You need a tool that provides a dashboard that can be integrated into your code repository and gives full visibility on deployment details like pull requests, deployment warnings, branches, etc.
Before finalizing the tool, you should ideally consider all the steps involved with the deployment of the code. When you have a single repository for the code as well as the deployment tools that time your progress, Jira Software can be a good choice. You have complete access to the actual and real-time status of the release you are planning. You can also automate the deployment process with certain tools. AWS and Hipchat are excellent tools for automating your deployment process. When you begin automating deployments, begin with the lowest level environment, and test the deployment there. If you find that it is a success, then you can begin replicating the deployment to higher environments. People also use Chef and Puppet tools for deployment.

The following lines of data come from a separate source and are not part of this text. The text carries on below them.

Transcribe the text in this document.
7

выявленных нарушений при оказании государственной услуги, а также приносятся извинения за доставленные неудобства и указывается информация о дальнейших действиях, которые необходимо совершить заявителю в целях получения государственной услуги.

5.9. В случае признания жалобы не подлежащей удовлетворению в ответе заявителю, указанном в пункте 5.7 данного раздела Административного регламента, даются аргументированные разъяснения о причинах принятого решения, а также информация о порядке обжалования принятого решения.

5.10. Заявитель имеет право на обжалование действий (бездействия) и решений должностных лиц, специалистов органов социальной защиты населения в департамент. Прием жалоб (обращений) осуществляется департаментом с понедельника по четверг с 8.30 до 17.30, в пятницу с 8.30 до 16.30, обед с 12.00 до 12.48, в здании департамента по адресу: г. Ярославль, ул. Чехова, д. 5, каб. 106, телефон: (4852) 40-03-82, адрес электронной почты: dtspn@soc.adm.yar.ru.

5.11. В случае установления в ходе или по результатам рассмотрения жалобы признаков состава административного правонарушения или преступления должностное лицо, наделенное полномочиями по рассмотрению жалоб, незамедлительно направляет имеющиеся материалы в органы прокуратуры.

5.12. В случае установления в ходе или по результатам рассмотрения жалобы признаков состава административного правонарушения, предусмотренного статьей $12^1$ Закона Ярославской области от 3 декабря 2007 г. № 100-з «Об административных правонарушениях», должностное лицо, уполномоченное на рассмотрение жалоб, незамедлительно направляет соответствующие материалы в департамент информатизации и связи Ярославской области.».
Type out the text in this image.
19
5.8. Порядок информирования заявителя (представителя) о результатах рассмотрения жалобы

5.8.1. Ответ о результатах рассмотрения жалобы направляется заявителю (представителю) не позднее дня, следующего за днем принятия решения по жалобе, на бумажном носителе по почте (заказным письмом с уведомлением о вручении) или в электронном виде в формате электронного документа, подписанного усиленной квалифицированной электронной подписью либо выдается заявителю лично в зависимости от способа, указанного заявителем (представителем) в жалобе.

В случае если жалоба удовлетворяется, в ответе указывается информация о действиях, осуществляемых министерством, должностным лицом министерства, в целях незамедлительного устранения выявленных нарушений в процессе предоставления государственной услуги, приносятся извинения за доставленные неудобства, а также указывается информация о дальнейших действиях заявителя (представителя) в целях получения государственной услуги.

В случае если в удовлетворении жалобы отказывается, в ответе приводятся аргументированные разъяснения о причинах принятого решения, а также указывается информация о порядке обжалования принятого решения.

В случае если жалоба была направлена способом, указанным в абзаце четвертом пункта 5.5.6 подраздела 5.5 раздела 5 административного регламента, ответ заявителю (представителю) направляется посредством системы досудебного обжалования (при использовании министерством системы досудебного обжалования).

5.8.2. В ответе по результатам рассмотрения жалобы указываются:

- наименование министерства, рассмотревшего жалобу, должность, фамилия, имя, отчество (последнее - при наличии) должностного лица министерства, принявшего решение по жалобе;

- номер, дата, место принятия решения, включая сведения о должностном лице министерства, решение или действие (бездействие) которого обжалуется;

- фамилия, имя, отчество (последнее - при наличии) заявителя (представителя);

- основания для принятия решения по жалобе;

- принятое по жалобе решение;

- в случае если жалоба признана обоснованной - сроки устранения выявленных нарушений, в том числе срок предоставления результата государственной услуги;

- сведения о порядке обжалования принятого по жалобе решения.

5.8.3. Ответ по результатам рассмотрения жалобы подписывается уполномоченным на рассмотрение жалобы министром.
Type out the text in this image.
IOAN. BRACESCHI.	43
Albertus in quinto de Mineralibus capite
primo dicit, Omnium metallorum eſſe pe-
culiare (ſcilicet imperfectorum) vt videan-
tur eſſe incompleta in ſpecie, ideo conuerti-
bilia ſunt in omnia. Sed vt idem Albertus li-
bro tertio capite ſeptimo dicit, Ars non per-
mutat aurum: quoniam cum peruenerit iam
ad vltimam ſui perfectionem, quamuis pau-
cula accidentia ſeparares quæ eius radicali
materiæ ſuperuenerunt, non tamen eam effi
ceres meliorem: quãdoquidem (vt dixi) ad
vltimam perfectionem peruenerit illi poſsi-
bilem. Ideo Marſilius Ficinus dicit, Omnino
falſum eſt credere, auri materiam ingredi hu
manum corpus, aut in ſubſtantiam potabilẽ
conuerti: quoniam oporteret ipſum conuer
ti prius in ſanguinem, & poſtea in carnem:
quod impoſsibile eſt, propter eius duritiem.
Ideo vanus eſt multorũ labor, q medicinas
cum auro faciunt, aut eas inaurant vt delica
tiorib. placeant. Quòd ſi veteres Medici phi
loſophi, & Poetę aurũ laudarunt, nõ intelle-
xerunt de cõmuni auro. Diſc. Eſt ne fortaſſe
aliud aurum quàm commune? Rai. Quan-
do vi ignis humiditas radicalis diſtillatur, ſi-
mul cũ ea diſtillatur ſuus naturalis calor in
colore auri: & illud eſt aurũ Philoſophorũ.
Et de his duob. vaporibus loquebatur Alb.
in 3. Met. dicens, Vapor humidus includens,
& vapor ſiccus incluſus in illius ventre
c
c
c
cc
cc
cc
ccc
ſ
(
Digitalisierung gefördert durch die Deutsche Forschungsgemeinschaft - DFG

Tip 5: Monitor, monitor all the time
Monitoring your application is one of the important factors in any organization.
There are two types of monitoring that need to be automated: server monitoring and application performance monitoring.
Manually checking your API and testing your application is fine for spot-checking. But to understand the overall health of your application, you need software that is listening and recording data 24/7. And there are such applications/tools to monitor your app 24/7. Following are some of the tools. So, out of the lot, you need to add monitoring tools for the future to your DevOps techstack.
Tools like [ BigPanda, HipChat, HostedGraphite, Nagios, New Relic, Pager Duty, Pingdom, Splunk] are also able to integrate group chat and get it quickly to the team so that there are no communication gaps and issues can be fixed faster.
Tip 6: Always keep a feedback loop
Feedback is one of the most important aspects of every task. It automates communication between tests that spot issues and tests that process needs to be supported by your chosen tool. Using feedback tools [i.e Jira Service Desk, Pendo, and SurveyMonkey], you can get your customers to tell you if you are doing the right thing or not. You need to understand whether what you have built has errors and bugs or not and whether it is usable.
The tool should also help to define a chain of communications with all automated and human players in the loop. This includes an approach to correct the problem in collaboration with everyone on the team, a consensus as to what type of resolution you should apply, and a list of any additional code or technology required. Then comes the push to production bit, where the tool should help you define tracking to report whether the resolution made it through automated testing, automated deployment, and automated operations.
Together with all of these tools you can build a robust DevOps machinery that can help you deploy faster, iterate sooner and develop better. Hope my tips come in handy in choosing your best set.